Incomplete applications are a leading cause of delays and rejections. Have these ready: Identity:
  • Passport and/or driver's license
  • Medicare card
Income:
  • Last 2-3 payslips
  • Most recent group certificate or tax return
  • Employment contract (especially if recently changed jobs)
  • 2 years of tax returns and ATO Notice of Assessment if self-employed
  • Assets and Liabilities:
  • 3-6 months of bank statements for all accounts
  • Superannuation statement
  • Investment account statements
  • Details of any existing loans
  • Property:
  • Signed contract of sale (for purchases)
  • Council rates notice (for refinances)
  • Having everything ready upfront prevents back-and-forth and speeds up approval.

    Tip 3: Improve Your Credit Profile

    Your credit score can be the deciding factor between approval and rejection, and between a competitive rate and a premium rate. At least 6 months before applying:
  • Pay every bill on time — set up automatic payments
  • Avoid applying for any new credit (each application shows on your file)
  • Reduce credit card limits to what you actually use
  • Pay down or close any buy-now-pay-later accounts
  • Check your credit report for errors and dispute any inaccuracies
  • What to avoid:
  • Missed or late payments
  • Payday loans (major red flag to lenders)
  • Multiple credit applications in quick succession
  • Large unexplained deposits or withdrawals
  • Tip 4: Demonstrate Genuine Savings

    Lenders want to see that you have the financial discipline to manage a mortgage. Genuine savings — money built up over time through regular saving behavior — carry significant weight. What counts as genuine savings:
  • Money held in a savings account for 3+ months
  • Term deposits
  • Shares held for 3+ months
  • Equity in existing property
  • What may not count:
  • Gifted funds (though family gifts can be accepted with documentation)
  • Tax refunds received recently
  • Inheritance
  • First Home Super Saver Scheme withdrawals (treatment varies by lender)
  • Aim to show a consistent pattern of saving — regular transfers to a dedicated savings account every payday look excellent to lenders.
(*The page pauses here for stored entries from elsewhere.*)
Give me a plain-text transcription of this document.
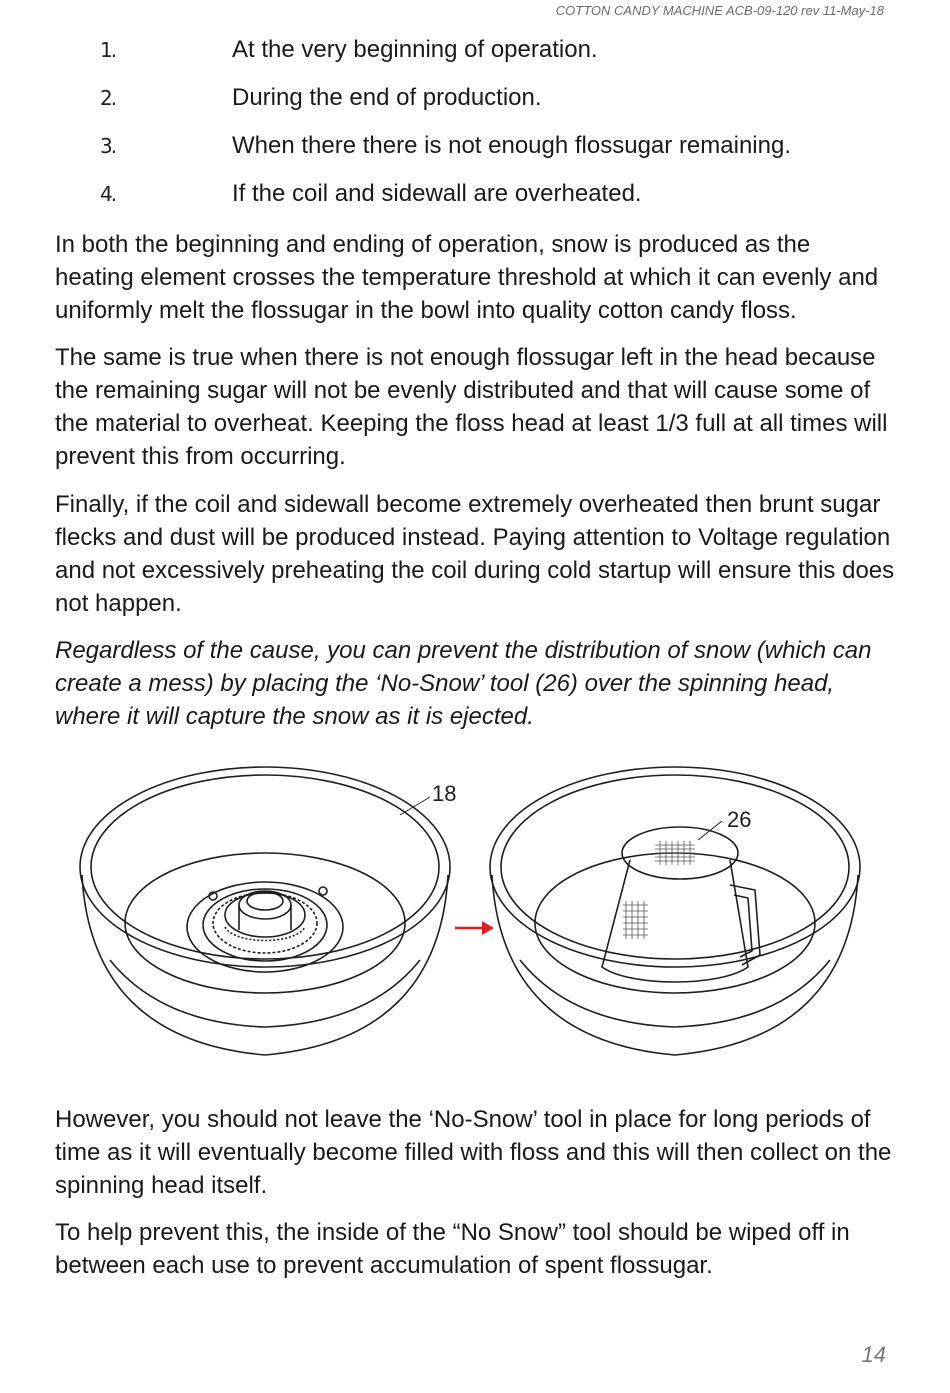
COTTON CANDY MACHINE ACB-09-120 rev 11-May-18
1.	At the very beginning of operation.
2.	During the end of production.
3.	When there there is not enough flossugar remaining.
4.	If the coil and sidewall are overheated.

In both the beginning and ending of operation, snow is produced as the heating element crosses the temperature threshold at which it can evenly and uniformly melt the flossugar in the bowl into quality cotton candy floss.

The same is true when there is not enough flossugar left in the head because the remaining sugar will not be evenly distributed and that will cause some of the material to overheat. Keeping the floss head at least 1/3 full at all times will prevent this from occurring.

Finally, if the coil and sidewall become extremely overheated then brunt sugar flecks and dust will be produced instead. Paying attention to Voltage regulation and not excessively preheating the coil during cold startup will ensure this does not happen.

Regardless of the cause, you can prevent the distribution of snow (which can create a mess) by placing the ‘No-Snow’ tool (26) over the spinning head, where it will capture the snow as it is ejected.

18
26

However, you should not leave the ‘No-Snow’ tool in place for long periods of time as it will eventually become filled with floss and this will then collect on the spinning head itself.

To help prevent this, the inside of the “No Snow” tool should be wiped off in between each use to prevent accumulation of spent flossugar.

14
    Tip 5: Use a Mortgage Broker

    A mortgage broker accesses dozens of lenders on your behalf, at no cost to you. They are paid by the lender after settlement. Benefits of using a broker:
  • Access to banks, credit unions, and non-bank lenders
  • Knowledge of which lenders suit your circumstances
  • Protect your credit file by applying to the right lender first time
  • Help prepare your application to maximize approval chances
  • Negotiate rates and features on your behalf
  • Support throughout the settlement process
  • Choose a broker who:
  • Is accredited with the Mortgage and Finance Association of Australia (MFAA) or Finance Brokers Association of Australia (FBAA)
  • Has access to a wide lender panel (20+ lenders)
  • Explains all options clearly, not just the one with the highest commission
  • Has strong reviews and referrals
  • Bonus Tip: Avoid These Common Mistakes

  • Changing jobs before or during application: Lenders prefer employment stability. If possible, wait until after settlement.
  • Making large purchases on credit: Avoid buying cars, furniture, or appliances on finance before or during the application.
  • Moving money around accounts: Unusual transactions raise questions. Keep finances stable and predictable.
  • Applying with multiple lenders simultaneously: Each application leaves a mark on your credit file.
  • A well-prepared application demonstrates financial responsibility and significantly improves your chances of approval — and of securing the best rate available to you.